Ducky Madness and the Diaper Bag
I’m not sure why attending a conference for shrinks called “Creativity and Madness” seemed like a good idea, but I was hormonal, having recently produced a quintessential baby boy, and it was August, it was Aspen, and work was paying for it. The altitude was high, both in proximity to the clouds and in the pretentious vibe of the mind-numbingly boring conference. I suspect I just wanted a vacation, no, I’m certain of it, given that after the grossly unoriginal discussion of poor Emily Dickinson’s psyche on morning one, I didn’t attend a single session.
I was traveling with my then-husband and my toddling true love, Evan. Aspen in August is glorious; the air is all blue shimmer, it smells like pine heaven, and everyone there is very chi-chi, very granola, or, in some cases, both.
Colorado is perhaps a bit too rustic for this Manhattan-born cliff dweller, but Evan had fallen in love with ponies, and there was a family dude ranch near the conference I was not attending, so we set off for a baby cowboy adventure. My husband and I were almost happy. Evan was saddled up on a giant pony, his baby-face split grin-wide. I was both photographer and pack horse, hauling diaper bag, pocketbook, and the detritus that hangs off mothers of young children—sticky juice boxes that attract an inordinate number of stinging bugs, bug spray to combat same, sunscreen, and the sun hat that babies inevitably refuse to wear. It didn’t seem fair that my husband got to lead the pony around with Evan “riding” solo. I grew tired of being the nanny, so when I spotted a duck pond nearby, I suggested we head in that direction so Evan could feed the ducks.
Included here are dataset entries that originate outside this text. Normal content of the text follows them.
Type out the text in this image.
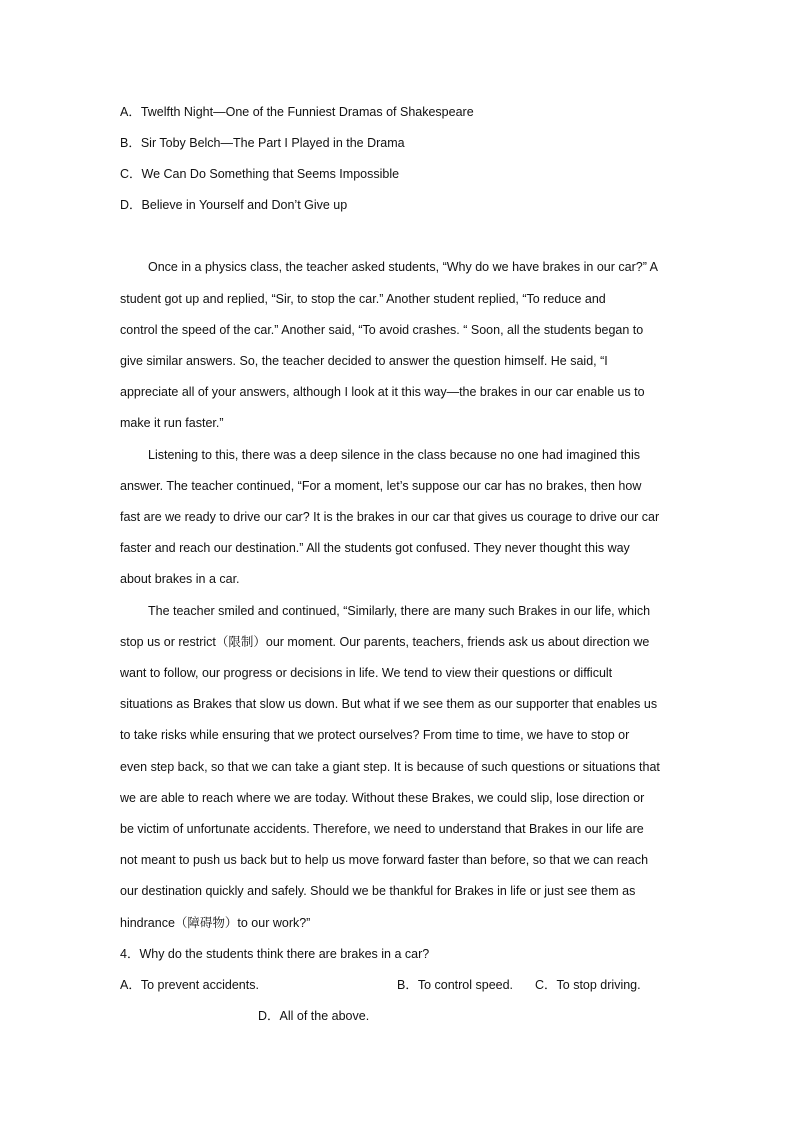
A．Twelfth Night—One of the Funniest Dramas of Shakespeare
B．Sir Toby Belch—The Part I Played in the Drama
C．We Can Do Something that Seems Impossible
D．Believe in Yourself and Don’t Give up
Once in a physics class, the teacher asked students, “Why do we have brakes in our car?” A
student got up and replied, “Sir, to stop the car.” Another student replied, “To reduce and
control the speed of the car.” Another said, “To avoid crashes. “ Soon, all the students began to
give similar answers. So, the teacher decided to answer the question himself. He said, “I
appreciate all of your answers, although I look at it this way—the brakes in our car enable us to
make it run faster.”
Listening to this, there was a deep silence in the class because no one had imagined this
answer. The teacher continued, “For a moment, let’s suppose our car has no brakes, then how
fast are we ready to drive our car? It is the brakes in our car that gives us courage to drive our car
faster and reach our destination.” All the students got confused. They never thought this way
about brakes in a car.
The teacher smiled and continued, “Similarly, there are many such Brakes in our life, which
stop us or restrict（限制）our moment. Our parents, teachers, friends ask us about direction we
want to follow, our progress or decisions in life. We tend to view their questions or difficult
situations as Brakes that slow us down. But what if we see them as our supporter that enables us
to take risks while ensuring that we protect ourselves? From time to time, we have to stop or
even step back, so that we can take a giant step. It is because of such questions or situations that
we are able to reach where we are today. Without these Brakes, we could slip, lose direction or
be victim of unfortunate accidents. Therefore, we need to understand that Brakes in our life are
not meant to push us back but to help us move forward faster than before, so that we can reach
our destination quickly and safely. Should we be thankful for Brakes in life or just see them as
hindrance（障碍物）to our work?”
4．Why do the students think there are brakes in a car?
A．To prevent accidents.	B．To control speed. C．To stop driving.
D．All of the above.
I don’t know what I was thinking, because I don’t like ducks, and I’m phobic about birds and living poultry in general. Maybe it was the thinness of the air, or my baby’s delight in seeing a multitude of ducky’s quacking about, their disgusting webbed feet notwithstanding, that compelled me. Evan was in my arms, his dad had charge of the pony’s reins, and I still had the diaper bag slung over my shoulder, a column of Saltines at the ready to fling at the ducks. At first, it seemed manageable. Evan was hurling Saltines, watching the ducks race-waddle each other for fallen crackers, then engaging in mortal cracker combat. The ducks were too close, too many, and way too aggressive for my comfort, and more were approaching. Enough. I turned, picking my way through slippery duck shit, sublimely unaware that the open Saltine package was sticking out of the diaper bag, leaving a Hansel and Gretel Saltine trail and inviting more and more quackers to feast on crackers. Their numbers were increasing, and they were gaining on me. The faster I walked, the faster they followed. Terror. Within seconds I was running at top speed with a thousand ducks following close behind. Evan was shrieking with glee, I was shrieking in terror, and who knew ducks could even run? Trust me, they can.
I was frantically tear-assing it to the relative safety of my spouse and the giant pony, when a panicked glance over my shoulder revealed that the ducks had abruptly fallen back. Demented, I gasped out my definite sense that the swarming ducks had evil intentions. I was beyond demented when husband passé said mildly, “No, the crackers were falling out of the diaper bag with every step you took. The running was definitely not a good idea.” Evan was chanting, “Love ducky’s, more crackers?” I was hyperventilating and emotionally horsewhipped.
Ducky madness and traumatic memories remain intact, husband passé is obsolete, and I haven’t eaten a Saltine, at any altitude, since.